NVLink Fusion: NVIDIA’s Strategic Shift Toward Open AI Infrastructure
NVIDIA announced NVLink Fusion—a significant architectural and ecosystem initiative designed to open up its high-speed NVLink interconnect to third-party silicon providers.

At COMPUTEX 2025, NVIDIA announced NVLink Fusion—a significant architectural and ecosystem initiative designed to open up its high-speed NVLink interconnect to third-party silicon providers. This move represents a notable shift in NVIDIA’s strategy, enabling the creation of semi-custom AI infrastructure where external CPUs, AI accelerators, and domain-specific chips can interoperate directly with NVIDIA’s GPU and networking platforms.
As AI workloads become increasingly specialized and heterogeneous, NVLink Fusion is positioned as the connective tissue that enables system-wide composability—without compromising bandwidth, latency, or memory coherence.
Background: The Challenge of Scaling Heterogeneous AI Systems
Modern data centers are no longer homogenous compute environments. Enterprises and hyperscalers are increasingly investing in custom silicon—whether for large language models, vision inference, simulation, or retrieval workloads. Integrating these accelerators into existing infrastructure, especially when seeking to co-locate with NVIDIA GPUs, has historically been difficult due to limitations in interconnect standards and architectural cohesion.
Previously, NVIDIA’s NVLink—the high-bandwidth, low-latency interconnect that powers systems like DGX and HGX—was used exclusively for intra-NVIDIA connections (e.g., GPU-GPU or GPU-CPU using NVIDIA Grace).
With NVLink Fusion, this boundary is being formally removed.
What is NVLink Fusion?

NVLink Fusion is a new framework that allows third-party chipmakers to integrate directly with NVIDIA’s NVLink architecture through a set of technologies and partnerships. Key components include:
- NVLink IP and chiplets that can be embedded into external silicon.
- Reference integration models for connecting external compute devices (e.g., CPUs, TPUs, ASICs) into NVIDIA's GPU system fabric.
- Support for custom compute boards that combine NVIDIA components with third-party accelerators.
The goal is to allow system designers to build customized AI systems that still benefit from NVIDIA’s NVLink bandwidth, GPU memory sharing, and software stack compatibility.
How Does Integration Work?
Third-party silicon vendors can integrate NVLink through:
- NVLink Chiplets: Modular physical IP that attaches to custom silicon, functioning like a switch to interface with NVIDIA’s GPUs or NVLink Switches.
- Licensable IP Blocks: These provide direct access to NVLink protocols and electrical interfaces that can be implemented in new ASICs or CPUs.
- System-Level Architecture: NVIDIA provides reference designs to ensure full-stack integration with Spectrum-X networking, Blackwell GPUs, and the CUDA/NCCL software ecosystem.
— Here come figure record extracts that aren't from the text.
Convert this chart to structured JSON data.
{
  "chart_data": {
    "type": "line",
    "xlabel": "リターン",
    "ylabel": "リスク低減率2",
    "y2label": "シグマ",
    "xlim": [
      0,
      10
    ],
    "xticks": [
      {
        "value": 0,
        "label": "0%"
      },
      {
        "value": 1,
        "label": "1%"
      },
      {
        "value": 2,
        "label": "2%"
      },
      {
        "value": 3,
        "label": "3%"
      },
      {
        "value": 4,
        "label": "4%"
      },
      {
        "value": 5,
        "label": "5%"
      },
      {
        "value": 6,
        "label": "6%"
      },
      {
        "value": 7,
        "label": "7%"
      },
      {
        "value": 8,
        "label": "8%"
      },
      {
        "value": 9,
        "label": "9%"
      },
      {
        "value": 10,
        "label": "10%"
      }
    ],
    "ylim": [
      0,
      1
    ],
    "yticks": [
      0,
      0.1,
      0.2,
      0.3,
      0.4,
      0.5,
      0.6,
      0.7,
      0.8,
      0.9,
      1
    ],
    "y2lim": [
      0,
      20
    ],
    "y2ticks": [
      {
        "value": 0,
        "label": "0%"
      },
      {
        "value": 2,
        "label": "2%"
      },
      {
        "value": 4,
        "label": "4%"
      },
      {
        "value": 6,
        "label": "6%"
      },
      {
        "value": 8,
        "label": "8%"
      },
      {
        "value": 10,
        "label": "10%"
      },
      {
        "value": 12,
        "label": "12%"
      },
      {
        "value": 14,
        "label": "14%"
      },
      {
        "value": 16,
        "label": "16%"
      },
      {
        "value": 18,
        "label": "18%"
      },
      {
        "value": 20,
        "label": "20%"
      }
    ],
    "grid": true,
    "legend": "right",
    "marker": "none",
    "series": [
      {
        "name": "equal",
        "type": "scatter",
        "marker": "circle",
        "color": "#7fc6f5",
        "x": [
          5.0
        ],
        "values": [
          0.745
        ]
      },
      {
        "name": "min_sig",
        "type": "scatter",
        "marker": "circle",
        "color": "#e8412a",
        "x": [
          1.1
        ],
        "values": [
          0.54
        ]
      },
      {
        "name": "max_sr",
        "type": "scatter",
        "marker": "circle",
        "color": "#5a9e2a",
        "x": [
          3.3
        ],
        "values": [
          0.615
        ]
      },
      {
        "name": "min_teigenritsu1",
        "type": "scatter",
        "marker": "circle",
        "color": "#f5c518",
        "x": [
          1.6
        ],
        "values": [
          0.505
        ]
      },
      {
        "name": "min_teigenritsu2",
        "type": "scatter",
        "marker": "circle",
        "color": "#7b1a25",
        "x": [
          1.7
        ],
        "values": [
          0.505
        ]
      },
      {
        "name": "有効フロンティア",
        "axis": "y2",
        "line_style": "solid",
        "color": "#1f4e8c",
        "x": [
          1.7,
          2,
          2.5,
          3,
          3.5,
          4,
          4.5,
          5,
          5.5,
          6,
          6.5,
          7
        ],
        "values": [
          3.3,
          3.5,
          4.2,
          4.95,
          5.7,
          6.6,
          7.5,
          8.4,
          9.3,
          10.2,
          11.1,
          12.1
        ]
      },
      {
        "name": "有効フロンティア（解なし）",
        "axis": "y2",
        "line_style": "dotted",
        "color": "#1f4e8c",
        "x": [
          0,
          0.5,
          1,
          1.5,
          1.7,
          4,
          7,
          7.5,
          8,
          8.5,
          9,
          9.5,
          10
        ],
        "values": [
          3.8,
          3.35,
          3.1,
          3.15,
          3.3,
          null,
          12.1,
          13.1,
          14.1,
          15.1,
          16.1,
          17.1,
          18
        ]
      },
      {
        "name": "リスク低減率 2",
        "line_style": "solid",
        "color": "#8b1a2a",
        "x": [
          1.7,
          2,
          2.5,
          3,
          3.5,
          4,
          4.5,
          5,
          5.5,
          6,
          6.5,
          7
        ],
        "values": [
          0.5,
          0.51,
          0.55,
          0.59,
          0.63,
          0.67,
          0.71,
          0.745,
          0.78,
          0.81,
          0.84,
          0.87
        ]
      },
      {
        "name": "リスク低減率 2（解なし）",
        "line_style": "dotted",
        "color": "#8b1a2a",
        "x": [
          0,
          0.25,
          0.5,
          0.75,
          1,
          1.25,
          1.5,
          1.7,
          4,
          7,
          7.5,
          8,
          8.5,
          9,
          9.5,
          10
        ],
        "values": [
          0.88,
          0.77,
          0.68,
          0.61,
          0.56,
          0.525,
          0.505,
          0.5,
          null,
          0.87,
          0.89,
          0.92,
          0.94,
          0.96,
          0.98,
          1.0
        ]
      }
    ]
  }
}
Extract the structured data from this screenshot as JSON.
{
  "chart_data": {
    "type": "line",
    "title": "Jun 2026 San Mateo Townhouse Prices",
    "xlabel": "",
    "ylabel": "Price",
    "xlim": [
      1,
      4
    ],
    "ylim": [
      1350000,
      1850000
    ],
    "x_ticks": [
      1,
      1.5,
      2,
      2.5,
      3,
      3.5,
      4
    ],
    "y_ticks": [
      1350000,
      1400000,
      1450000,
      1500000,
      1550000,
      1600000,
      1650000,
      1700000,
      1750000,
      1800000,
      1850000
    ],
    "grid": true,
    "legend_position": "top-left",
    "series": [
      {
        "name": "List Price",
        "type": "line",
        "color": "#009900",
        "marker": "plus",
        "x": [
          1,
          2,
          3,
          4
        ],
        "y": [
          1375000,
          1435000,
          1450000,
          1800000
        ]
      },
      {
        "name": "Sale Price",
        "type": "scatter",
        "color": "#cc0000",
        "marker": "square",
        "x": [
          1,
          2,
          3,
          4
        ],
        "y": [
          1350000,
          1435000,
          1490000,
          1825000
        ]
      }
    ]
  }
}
This approach makes it possible to co-package third-party chips with NVIDIA’s compute units at rack scale, enabling coherent, high-throughput system topologies.
Who Is Participating?
NVIDIA highlighted several initial ecosystem participants:
- Qualcomm and Fujitsu are working on integrating their CPUs into NVLink-compatible systems.
- MediaTek, Marvell, and Alchip Technologies are exploring NVLink-connected ASICs.
- Synopsys and Cadence are enabling design tooling and IP availability for broader industry adoption.
- Astera Labs is contributing to interconnect and memory infrastructure.
By working with these partners, NVIDIA ensures that NVLink Fusion is not just a concept—but a platform play.

Strategic Implications
This initiative represents a fundamental evolution in how NVIDIA positions its hardware ecosystem:
- From closed systems to modular platforms: NVIDIA is enabling others to build their own compute elements and still plug into NVIDIA's ecosystem.
- From monolithic design to composable architecture: Workloads can now dictate compute architecture, not the other way around.
- From silicon vendor to infrastructure enabler: NVIDIA is effectively allowing others to co-develop next-generation AI systems around its interconnect fabric.
For hyperscalers and system integrators, this creates new opportunities to differentiate their stacks—without abandoning the performance and tooling advantages of NVIDIA’s platform.
Conclusion: A Foundation for Semi-Custom AI Infrastructure

NVLink Fusion is more than a hardware announcement—it’s NVIDIA’s formal invitation to the AI industry to co-develop infrastructure at the silicon and system level. As enterprises demand ever more tailored solutions for training, inference, and simulation, the ability to integrate custom compute blocks with NVIDIA’s GPUs natively—and at NVLink speeds—is a transformative capability.
By opening its interconnect fabric, NVIDIA is positioning NVLink not just as a feature of its products, but as the foundational fabric of the AI data center.
Whether it becomes the PCIe of AI infrastructure remains to be seen. But with NVLink Fusion, NVIDIA has taken a clear and deliberate step in that direction.